И пока я вяло вожу кисточкой вдоль рамы, мне всё думается, что между сыном и отцом было больше общего, чем самому доктору хотелось бы верить. Они обладали умами учёных, а не христианского богослова и медика, они задавали вопросы больше, чем жалели. Просто каждый из них делал это как умел.
– А ведь, согласись, как странно, что, вкусив плод, первое, что поняли Ева и Адам, – что они нагие. Ведь нагота – никакое не зло, просто неудобство, – говорит доктор в другой раз. Он часто стал вспоминать религию, видимо, сами стены на него так действуют. – И стыд не зло, а лишь неприятное чувство. А всё оттого, что «плод познания добра и зла» не совсем корректный перевод. Правильнее было бы сказать не «добро и зло», а «что хорошо, что плохо». Вкусив плод, они просто получили внутренний ориентир. Потому-то Ева так легко послушалась змея: она понятия не имела, что этого можно не делать, всё принимала за чистую монету. И, только вкусив плод, Ева с Адамом смогли принимать собственные решения. И потому-то говорят, мол, плод дал людям свободу воли – они обрели систему координат, в которой могут двигаться.

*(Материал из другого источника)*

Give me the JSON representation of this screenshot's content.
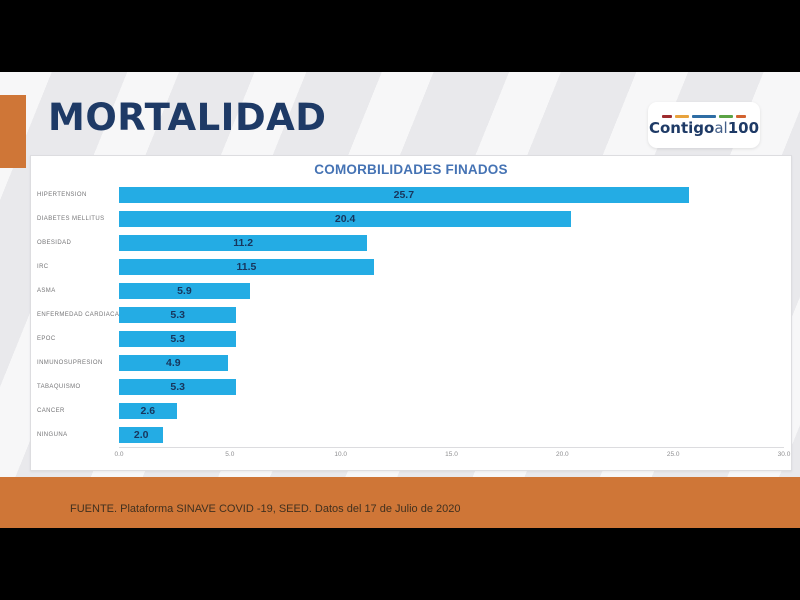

Я лежу на ковре на спине, глядя в поднятую над головой книгу – одну из тех, что лежали тогда в сундуке, – кажется, нечто, называемое «Часослов», но не читаю, а просто бездумно листаю, смотря картинки. Редкие, какие-то грубые, некрасивые, больше похожие не на иллюстрации, а на чертежи. Солнечный луч перечёркивает мой живот и чуть касается вытянутой ноги сидящего в кресле доктора. По всему дому пахнет обойным клеем и свежим спилом, и этот дом уже не кажется мне ужасным.